The controversy over soap with racist labels being sold at a Noblesville store continues. In addition to those who are offended by the store selling these items, there is also growing support for the vendor who has been ordered to take the soaps off the shelves or face eviction.

Are they just a light-hearted look at history or not? General Store owner Gary Dewester remains steadfast neither the soaps nor himself, are in any way racist.

After hearing about the soap, Carolyn Gentner bought two bars including one labeled "Kolored Kids."

"I don't think they're offensive, I think they're nostalgic," she told Fox59 News. "I believe if this is going to be an issue, we should be in Kroger for selling Aunt Jemima syrup."

Supporters tell us they want people to see the soap and Gary's store for what it is: trinkets of American History for sale.

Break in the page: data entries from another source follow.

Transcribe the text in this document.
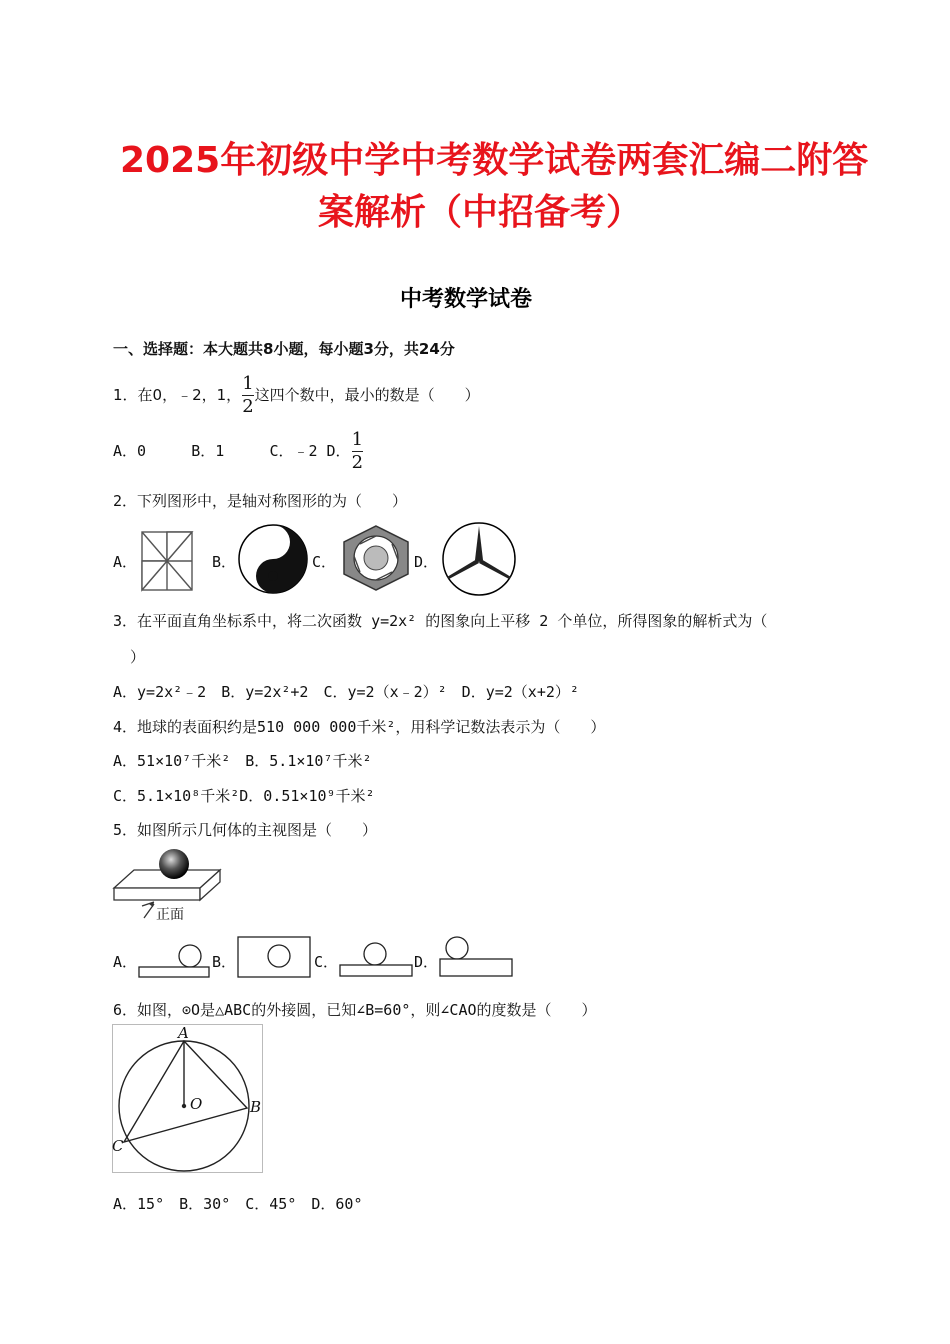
2025年初级中学中考数学试卷两套汇编二附答
案解析（中招备考）
中考数学试卷
一、选择题：本大题共8小题，每小题3分，共24分
1．在0，﹣2，1， $\frac{1}{2}$ 这四个数中，最小的数是（　　）
A．0	B．1	C．﹣2 D． $\frac{1}{2}$
2．下列图形中，是轴对称图形的为（　　）
A．	B．	C．	D．
3．在平面直角坐标系中，将二次函数 y=2x² 的图象向上平移 2 个单位，所得图象的解析式为（
）
A．y=2x²﹣2　B．y=2x²+2　C．y=2（x﹣2）²　D．y=2（x+2）²
4．地球的表面积约是510 000 000千米²，用科学记数法表示为（　　）
A．51×10⁷千米²　B．5.1×10⁷千米²
C．5.1×10⁸千米²D．0.51×10⁹千米²
5．如图所示几何体的主视图是（　　）
正面
A．	B．	C．	D．
6．如图，⊙O是△ABC的外接圆，已知∠B=60°，则∠CAO的度数是（　　）
A
B
C
O
A．15°　B．30°　C．45°　D．60°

Clay Hicks is a student at IU and knows the Dewesters personally. He spoke to Fox59 via Skype Thursday:

"They're good people and they've never shown any signs of racism before that any of us have seen," he said. "The soaps are antiques. He owns an antique store. If he had gone home and made the soaps and wrote racist things on them in his basement and then tried to sell them, that would be a different story but these are antiques."

Gary's many supporters have posted comments on the Fox59 Facebook Fan Page. It's been a hot topic for the past several days.

Courtney Van Velse writes: "We live in a free country where we can buy and sell as we wish, if we took everything off the market that offended someone, we'd probably not have many things left!"

Cameron Tragesser emailed us and said: "Our recent story covering the "racist" soap in Noblesville was revolting in every aspect. This soap was a replica-antique as are many other items in the store. Real Black Americana pieces are growing in value thanks to celebrities like Whoopi Goldberg, Oprah Winfrey, Bill Cosby and Spike Lee amassing huge collections. It's led to an escalation of prices--- in the thousands---for just authentic items of African American History."

Gary says he's now sold out of the soaps. After hearing about the story, people have driven as far as two hours from Evansville and down from South Bend to buy. Gary said a black woman bought his last nine bars, calling the soap "funny" and "cute."

At Ferris State University in Michigan, there's a Jim Crow Museum of Racist Memorabilia showcasing dolls, black minstrels, those familiar jockey figurines and yes, Black Americana soaps. Refusing to bow to pressure, Gary has vowed to move out of the Logan Village Mall. Other shopkeepers say they are now concerned they'll lose business because Gary's store was such a draw. The controversy continues.

State Senator Luke Kenley (R-Noblesville), who owns the Logan Village Mall released this statement:

"The soaps are out of the Logan Village Mall. We have explained to Gary the items don't fit into general feel of the stores and the kinds of items sold there. He is a good vendor for us and we hope to work things out and that he will stay. We have told him we have no problem with him selling the soaps on the internet or through another means just not in the mall in Noblesville."

Fox59 spoke to two national experts Thursday on Black Americana and both tell me these kinds of soaps with these labels NEVER ever existed in our history. These aren't reproductions but what are called "fantasy items" printed purely for profit. One antique dealer in Atlanta we spoke to has sold to Whoopi Goldberg authentic items. He says he can totally understand why people would be offended by these kinds of made up soaps being sold for profit.